Chi gestisce intangibili intragruppo in Spagna, senza una metodologia di prezzi di trasferimento coerente con il test DEMPE e documentata in un Local File specifico, si espone quasi certamente ad aggiustamenti fiscali e sanzioni.

  1. Mappare gli intangibili: elencare ogni asset coinvolto in transazioni intragruppo e i relativi contratti.
  2. Applicare il test DEMPE: identificare quale entità svolge realmente sviluppo, potenziamento, mantenimento, protezione e sfruttamento.
  3. Scegliere e motivare il metodo: selezionare CUP, Cost Plus, TNMM, Profit Split o DCF in base all’analisi funzionale, documentando perché le alternative sono state escluse.
  4. Documentare proiezioni e comparabili: raccogliere fonti verificabili per ogni ipotesi finanziaria usata nel modello di valutazione.
  5. Verificare convenios e ritenute: controllare il trattato di doppia imposizione applicabile prima di ogni pagamento transfrontaliero di royalties.
  6. Valutare un APA: se la transazione ha valore strategico rilevante o si ripete nel tempo, richiedere un accordo preventivo prima di eseguirla.

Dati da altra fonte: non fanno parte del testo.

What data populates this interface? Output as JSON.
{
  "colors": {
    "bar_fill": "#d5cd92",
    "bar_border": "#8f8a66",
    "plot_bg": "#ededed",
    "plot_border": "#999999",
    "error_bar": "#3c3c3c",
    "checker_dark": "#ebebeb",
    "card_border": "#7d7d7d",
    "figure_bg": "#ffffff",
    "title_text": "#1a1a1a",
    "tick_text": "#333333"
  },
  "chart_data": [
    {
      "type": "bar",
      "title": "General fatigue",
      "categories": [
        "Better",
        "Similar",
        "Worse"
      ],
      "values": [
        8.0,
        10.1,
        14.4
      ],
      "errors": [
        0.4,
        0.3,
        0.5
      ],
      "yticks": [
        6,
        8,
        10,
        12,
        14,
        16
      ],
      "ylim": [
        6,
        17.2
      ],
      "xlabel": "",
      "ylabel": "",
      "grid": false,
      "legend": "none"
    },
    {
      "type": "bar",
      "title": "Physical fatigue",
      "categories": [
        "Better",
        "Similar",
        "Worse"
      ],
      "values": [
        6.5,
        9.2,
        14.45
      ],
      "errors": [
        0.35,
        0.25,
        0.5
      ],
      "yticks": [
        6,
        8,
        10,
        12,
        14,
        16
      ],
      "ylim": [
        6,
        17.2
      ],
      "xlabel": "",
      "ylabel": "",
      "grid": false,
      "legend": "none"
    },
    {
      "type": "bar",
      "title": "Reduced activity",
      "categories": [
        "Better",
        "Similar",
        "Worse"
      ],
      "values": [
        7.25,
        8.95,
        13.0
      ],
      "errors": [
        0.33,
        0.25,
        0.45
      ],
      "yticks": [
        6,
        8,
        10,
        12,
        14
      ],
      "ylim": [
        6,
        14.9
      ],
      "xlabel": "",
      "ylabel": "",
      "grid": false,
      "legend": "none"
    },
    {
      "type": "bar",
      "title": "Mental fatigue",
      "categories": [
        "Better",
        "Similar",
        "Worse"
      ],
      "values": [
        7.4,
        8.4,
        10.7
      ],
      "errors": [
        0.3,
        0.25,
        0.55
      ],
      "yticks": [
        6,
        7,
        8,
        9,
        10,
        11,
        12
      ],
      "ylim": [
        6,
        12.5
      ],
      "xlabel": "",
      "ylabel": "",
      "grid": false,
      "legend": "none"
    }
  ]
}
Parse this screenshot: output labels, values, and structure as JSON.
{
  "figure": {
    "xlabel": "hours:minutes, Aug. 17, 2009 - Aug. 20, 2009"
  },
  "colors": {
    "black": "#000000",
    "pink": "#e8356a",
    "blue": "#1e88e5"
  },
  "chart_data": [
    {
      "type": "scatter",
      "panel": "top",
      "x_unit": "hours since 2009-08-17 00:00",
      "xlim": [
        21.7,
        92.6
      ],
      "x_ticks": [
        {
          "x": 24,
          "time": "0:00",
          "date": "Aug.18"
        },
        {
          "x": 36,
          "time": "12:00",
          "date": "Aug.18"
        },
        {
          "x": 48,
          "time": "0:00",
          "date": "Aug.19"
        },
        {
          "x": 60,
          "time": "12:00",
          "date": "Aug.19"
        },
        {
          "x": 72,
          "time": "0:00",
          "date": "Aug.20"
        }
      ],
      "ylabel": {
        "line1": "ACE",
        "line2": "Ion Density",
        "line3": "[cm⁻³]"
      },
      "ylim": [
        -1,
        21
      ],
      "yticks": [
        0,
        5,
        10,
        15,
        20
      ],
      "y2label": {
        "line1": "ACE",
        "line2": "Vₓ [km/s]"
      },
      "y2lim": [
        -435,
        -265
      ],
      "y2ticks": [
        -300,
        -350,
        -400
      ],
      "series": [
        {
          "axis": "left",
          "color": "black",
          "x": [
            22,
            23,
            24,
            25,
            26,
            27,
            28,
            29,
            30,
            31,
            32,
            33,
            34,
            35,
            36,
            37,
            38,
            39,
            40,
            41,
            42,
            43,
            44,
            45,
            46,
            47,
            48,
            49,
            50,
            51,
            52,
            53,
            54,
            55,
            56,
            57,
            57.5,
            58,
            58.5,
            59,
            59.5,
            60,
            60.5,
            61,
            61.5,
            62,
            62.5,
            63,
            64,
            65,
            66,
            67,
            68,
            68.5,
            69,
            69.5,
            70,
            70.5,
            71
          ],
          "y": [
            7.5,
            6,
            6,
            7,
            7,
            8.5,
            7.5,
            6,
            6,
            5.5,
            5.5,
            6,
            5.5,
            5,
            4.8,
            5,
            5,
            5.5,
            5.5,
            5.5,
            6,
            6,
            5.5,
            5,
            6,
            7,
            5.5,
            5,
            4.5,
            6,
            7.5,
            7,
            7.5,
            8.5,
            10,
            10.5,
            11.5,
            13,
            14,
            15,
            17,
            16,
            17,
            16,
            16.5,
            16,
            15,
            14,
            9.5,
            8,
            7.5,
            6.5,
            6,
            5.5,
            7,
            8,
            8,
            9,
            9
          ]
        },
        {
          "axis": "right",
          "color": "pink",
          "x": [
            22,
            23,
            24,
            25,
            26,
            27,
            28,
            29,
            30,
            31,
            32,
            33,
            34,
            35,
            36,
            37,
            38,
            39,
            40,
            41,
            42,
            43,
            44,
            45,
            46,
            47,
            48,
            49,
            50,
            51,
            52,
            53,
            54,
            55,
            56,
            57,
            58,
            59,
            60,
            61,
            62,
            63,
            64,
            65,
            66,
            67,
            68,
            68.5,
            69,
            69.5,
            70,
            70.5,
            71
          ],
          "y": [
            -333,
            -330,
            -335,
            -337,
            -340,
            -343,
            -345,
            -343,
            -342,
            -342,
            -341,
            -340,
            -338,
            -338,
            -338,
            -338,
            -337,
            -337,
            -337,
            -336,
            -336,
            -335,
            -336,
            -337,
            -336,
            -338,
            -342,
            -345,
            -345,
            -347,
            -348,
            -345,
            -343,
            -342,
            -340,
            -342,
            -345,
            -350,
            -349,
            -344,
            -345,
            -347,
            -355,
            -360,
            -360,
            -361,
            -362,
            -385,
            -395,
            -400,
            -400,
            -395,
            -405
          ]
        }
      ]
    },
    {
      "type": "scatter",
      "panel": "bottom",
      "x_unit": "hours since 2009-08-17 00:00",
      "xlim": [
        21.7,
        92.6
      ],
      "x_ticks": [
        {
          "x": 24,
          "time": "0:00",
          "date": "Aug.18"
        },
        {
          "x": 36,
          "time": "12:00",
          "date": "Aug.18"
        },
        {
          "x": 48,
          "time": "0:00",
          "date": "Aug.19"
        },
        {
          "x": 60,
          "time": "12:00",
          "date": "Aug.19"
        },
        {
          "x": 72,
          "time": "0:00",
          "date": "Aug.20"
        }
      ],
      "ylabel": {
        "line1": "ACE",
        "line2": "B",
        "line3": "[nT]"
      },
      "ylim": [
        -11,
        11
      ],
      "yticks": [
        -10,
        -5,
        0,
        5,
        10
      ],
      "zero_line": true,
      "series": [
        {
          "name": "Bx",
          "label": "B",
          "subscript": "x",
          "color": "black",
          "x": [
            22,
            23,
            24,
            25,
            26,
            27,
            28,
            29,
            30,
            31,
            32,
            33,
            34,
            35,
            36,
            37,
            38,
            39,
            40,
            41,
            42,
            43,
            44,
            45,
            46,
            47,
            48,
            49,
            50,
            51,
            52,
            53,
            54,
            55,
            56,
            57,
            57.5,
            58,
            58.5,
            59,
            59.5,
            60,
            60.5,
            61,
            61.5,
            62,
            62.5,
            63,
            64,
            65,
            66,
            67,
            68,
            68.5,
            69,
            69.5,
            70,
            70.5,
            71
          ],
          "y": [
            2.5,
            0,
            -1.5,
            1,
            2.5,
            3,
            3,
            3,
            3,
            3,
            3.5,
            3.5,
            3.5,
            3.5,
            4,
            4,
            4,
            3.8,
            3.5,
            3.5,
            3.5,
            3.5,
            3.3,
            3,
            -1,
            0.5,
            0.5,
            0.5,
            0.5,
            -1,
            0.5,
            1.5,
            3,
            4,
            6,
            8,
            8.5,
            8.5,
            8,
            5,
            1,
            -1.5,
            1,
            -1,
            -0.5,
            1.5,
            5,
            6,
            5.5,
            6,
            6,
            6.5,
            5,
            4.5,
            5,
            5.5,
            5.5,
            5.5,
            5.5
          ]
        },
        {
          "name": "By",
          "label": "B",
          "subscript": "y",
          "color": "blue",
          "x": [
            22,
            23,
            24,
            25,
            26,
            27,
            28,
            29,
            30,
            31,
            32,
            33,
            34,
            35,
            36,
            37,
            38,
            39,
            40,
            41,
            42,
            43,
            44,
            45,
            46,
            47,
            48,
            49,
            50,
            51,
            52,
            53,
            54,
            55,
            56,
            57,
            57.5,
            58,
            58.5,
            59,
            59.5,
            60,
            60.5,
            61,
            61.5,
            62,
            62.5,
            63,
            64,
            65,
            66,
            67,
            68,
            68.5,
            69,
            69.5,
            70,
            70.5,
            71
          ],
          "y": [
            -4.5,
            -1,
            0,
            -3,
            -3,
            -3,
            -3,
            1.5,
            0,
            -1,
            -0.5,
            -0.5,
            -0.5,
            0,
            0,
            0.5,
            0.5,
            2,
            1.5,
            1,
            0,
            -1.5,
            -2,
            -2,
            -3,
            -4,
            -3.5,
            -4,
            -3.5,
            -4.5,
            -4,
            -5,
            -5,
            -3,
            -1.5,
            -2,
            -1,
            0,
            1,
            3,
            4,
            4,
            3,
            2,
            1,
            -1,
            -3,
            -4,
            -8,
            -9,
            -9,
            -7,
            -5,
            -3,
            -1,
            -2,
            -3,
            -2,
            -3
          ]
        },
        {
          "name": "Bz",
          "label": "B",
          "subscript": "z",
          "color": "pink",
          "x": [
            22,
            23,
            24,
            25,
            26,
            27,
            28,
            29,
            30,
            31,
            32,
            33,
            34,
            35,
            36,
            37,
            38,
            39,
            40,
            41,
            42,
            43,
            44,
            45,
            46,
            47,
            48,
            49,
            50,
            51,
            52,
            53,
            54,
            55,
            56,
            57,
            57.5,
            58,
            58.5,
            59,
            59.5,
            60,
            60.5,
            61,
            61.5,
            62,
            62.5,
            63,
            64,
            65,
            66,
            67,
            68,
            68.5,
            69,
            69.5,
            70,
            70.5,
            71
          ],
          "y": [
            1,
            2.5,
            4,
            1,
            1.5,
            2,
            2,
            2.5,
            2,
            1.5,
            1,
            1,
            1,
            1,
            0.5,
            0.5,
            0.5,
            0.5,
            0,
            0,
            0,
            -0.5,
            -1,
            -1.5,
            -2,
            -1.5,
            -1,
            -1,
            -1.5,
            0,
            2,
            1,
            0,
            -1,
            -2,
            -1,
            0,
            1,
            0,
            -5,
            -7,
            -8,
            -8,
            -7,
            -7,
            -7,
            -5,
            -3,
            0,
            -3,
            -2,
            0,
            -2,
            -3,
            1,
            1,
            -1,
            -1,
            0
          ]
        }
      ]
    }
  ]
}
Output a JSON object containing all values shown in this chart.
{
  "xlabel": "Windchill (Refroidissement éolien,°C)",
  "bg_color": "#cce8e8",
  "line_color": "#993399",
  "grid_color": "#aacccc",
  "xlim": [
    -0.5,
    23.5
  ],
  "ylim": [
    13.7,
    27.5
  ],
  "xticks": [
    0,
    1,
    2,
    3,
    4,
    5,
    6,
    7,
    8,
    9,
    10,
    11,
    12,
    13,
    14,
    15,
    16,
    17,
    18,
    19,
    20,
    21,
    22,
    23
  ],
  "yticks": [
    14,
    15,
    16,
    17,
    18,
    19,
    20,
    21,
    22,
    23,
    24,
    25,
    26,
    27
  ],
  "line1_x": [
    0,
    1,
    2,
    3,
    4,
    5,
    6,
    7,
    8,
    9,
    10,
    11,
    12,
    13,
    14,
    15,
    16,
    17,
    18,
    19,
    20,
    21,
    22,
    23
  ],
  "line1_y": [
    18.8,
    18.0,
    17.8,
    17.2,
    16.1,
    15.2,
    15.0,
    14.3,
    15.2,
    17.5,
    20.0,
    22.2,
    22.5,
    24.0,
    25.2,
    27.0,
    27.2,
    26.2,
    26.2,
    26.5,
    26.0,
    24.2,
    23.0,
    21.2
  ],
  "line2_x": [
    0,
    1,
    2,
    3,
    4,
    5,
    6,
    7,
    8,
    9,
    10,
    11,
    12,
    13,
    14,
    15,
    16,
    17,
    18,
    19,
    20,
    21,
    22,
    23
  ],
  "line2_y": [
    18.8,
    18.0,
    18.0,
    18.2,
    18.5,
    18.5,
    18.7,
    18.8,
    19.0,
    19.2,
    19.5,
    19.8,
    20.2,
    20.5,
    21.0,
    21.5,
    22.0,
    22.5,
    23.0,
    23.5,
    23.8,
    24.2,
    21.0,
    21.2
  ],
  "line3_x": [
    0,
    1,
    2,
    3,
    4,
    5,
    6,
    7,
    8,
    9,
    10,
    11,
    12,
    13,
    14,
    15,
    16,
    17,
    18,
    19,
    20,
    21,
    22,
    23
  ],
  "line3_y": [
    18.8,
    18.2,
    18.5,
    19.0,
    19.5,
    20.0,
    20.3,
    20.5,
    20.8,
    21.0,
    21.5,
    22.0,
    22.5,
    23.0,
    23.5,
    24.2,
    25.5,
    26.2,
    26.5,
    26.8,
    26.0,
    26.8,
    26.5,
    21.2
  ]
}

Le prime tre azioni andrebbero avviate immediatamente, indipendentemente dalla presenza di un’ispezione in corso: sono la base su cui poggia ogni difesa tecnica futura.

Questo articolo fornisce informazioni generali e non sostituisce il parere di un consulente finanziario qualificato. Consulta un professionista finanziario qualificato riguardo al tuo caso specifico prima di agire in base a questo contenuto.

Fonti

Domande frequenti

Chi è obbligato a rispettare i precios de transferencia intangibili?

L’obbligo documentale varia in base al fatturato del gruppo e dell’entità.

Cosa si intende per prezzi di trasferimento applicati agli intangibili?

Sono le regole che determinano il valore economico di transazioni intragruppo su asset come brevetti, marchi, know how e software, imponendo che il prezzo rifletta ciò che parti indipendenti pattuirebbero sul mercato aperto. La base è il test DEMPE combinato con un metodo di valutazione giustificato.

Cos’è il test DEMPE e perché è centrale?

DEMPE identifica quale entità del gruppo svolge sviluppo, potenziamento, mantenimento, protezione e sfruttamento di un intangibile, determinando così chi ha diritto ai relativi benefici economici. La sola titolarità legale dell’asset non è sufficiente a giustificare l’allocazione dei profitti.

Quando conviene richiedere un APA in Spagna?

Conviene quando la transazione con l’intangibile ha valore strategico rilevante, si ripete nel tempo o accompagna una ristrutturazione societaria, perché offre certezza pluriennale e riduce il rischio di contestazioni successive da parte dell’AEAT.

Come si applica il Patent Box agli intangibili spagnoli?

Il Patent Box riduce la base imponibile sui redditi da cessione di alcuni intangibili qualificati, a condizione che l’entità spagnola dimostri sostanza economica reale nello sviluppo dell’asset, collegando così il beneficio fiscale direttamente all’esito dell’analisi DEMPE.